Мысли м-ра Домби инстинктивно перенеслись на лицо, смотревшее на него в уборной его жены, когда повелительная рука протянута была к дверям. Он живо представил себе уважение и долг, соединенный с нежнейшими влечениями сердца, и тут же почувствовал, что кровь прихлынула к его голове.

- Не задолго перед смертью м-с Скьютон я и м-с Домби имели некоторое разсуждение относительно моего неудовольствия, которого сущность, в общих чертах, вам уже известна из того, что на ваших глазах произошло между мной и м-с Домби в тот вечер, как вы находились в нашем... в моем доме.

- О, помню, помню, - сказал улыбающийся Каркер, - я очень жалел, что сделался тогда печальным свидетелем... Такой человек, как я, очень натурально, должен гордиться доверием такой фамилии, как ваша, хотя, признаться, сэр, я не понимаю, что заставляет вас выходить из пределов вашего крута и удостаивать чрезмерной благосклонностью таких ничтожных людей, как я... Само собой разумеется, мне было очень приятно, что вы представили меня м-с Домби еще прежде, чем она возведена была на эту высокую ступень; но, повторяю еще раз, я очень жалел, что сделался предметом такого совершенно особенного, исключительного предпочтения.

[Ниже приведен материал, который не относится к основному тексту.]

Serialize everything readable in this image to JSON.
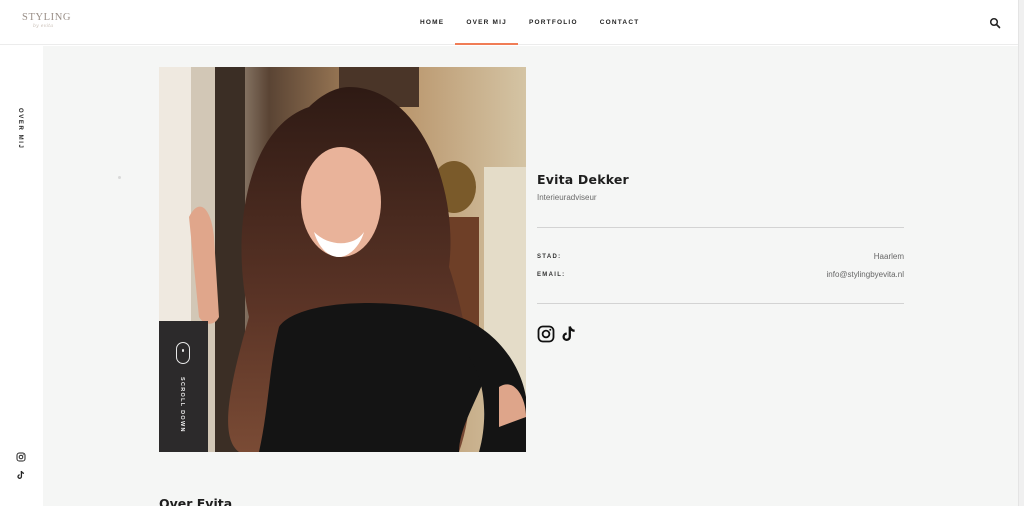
{
  "brand": {
    "logo_text": "STYLING",
    "logo_sub": "by evita"
  },
  "nav": {
    "items": [
      {
        "label": "HOME",
        "active": false
      },
      {
        "label": "OVER MIJ",
        "active": true
      },
      {
        "label": "PORTFOLIO",
        "active": false
      },
      {
        "label": "CONTACT",
        "active": false
      }
    ],
    "search_icon": "search-icon",
    "accent_color": "#f07d56"
  },
  "rail": {
    "label": "OVER MIJ",
    "icons": [
      "instagram-icon",
      "tiktok-icon"
    ]
  },
  "profile": {
    "name": "Evita Dekker",
    "role": "Interieuradviseur",
    "fields": [
      {
        "label": "STAD:",
        "value": "Haarlem"
      },
      {
        "label": "EMAIL:",
        "value": "info@stylingbyevita.nl"
      }
    ],
    "socials": [
      "instagram-icon",
      "tiktok-icon"
    ]
  },
  "scroll": {
    "label": "SCROLL DOWN"
  },
  "section": {
    "title": "Over Evita"
  }
}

М-р Домби призадумался. Он решительно не постигал, как можно по какому бы то ни было поводу принимать его благоволение и высокое покровительство с грустным чувством сожаления. Такая мысль была для него неразгаданным нравственным феноменом. Помолчав с минуту, он величаво поднял голову и, проникнутый сознанием своего достоинства, сказал довольно суровым тоном:

- Объяснитесь, Каркер, - как я должен понимать вас.

- О, да, я запутал свою мысль; извините, сэр. Но дело, однако, вот в чем: м-с Домби, как, вероятно, вы заметили, никогда не удостоивала меня благосклонного внимания... это, разумеется, в порядке вещей, и было бы смешно, если бы такой человек, как я, вздумал обижаться, что на него не обращает внимания знатная леди, притом леди, справедливо гордая блистательными талантами и своим высоким положением в свете... но все-таки, или, лучше, именно потому-то мне и не хотелось бы навлечь на себя её гнев; a я знаю, м-с Домби не вдруг простит мне мое невинное участие в тогдашнем вашем разговоре. Вашим негодованием шутить нечего, вы это должны помнить, a тут вдобавок, когда оно было выражено при третьем лице...

- Каркер, - сказал м-р Домби горделивым тоном, - я полагаю, что я, a не другой кто в моем обществе - первое лицо.

- О, кто же осмелится в этом сомневаться? - возразил Каркер с нетерпением человека, безусловно подтверждающого неопровержимый факт.

- М-с Домби, когда дело идет о нас обоих, становится вторым лицом, я полагаю, - продолжал Домби. - Так ли?

- Так ли! - подхватил Каркер. - Вы, конечно, знаете лучше всех, что тут нечего спрашивать.

- В таком случае, надеюсь, Каркер, вы не станете затрудняться в выборе между гневом м-с Домби и моим совершенным благоволением.

- Так это, конечно, - возразил Каркер, - я имел несчастие заслужить гнев м-с Домби. Она вам ничего не говорила об этом?

- Мало ли, что она говорила и может наговорить вперед! - отвечал м-р Домби с величественным спокойствием и холодностью, - я не чувствую никакого желания припоминать или повторять мнения, несогласные с моим собственным образом мыслей. Незадолго перед этим, как вамь известно, я старался ознакомить м-с Домби с известными случаями домашней подчиненности, которые прямо касаются до нея. Мне не удалось убедить м-с Домби, что она во всех этих отношениях должна переменить свое поведение для её же спокойствия и благополучия, неразрывно соединенного с моим собственным достоинством; поэтому я тогда же дал заметить м-с Домби, что дальнейшие свои виды и предположения на её счет я объясню ей через моего поверенного, то есть через вас, Каркер, которого в этом деле я хочу считать своей правой рукой.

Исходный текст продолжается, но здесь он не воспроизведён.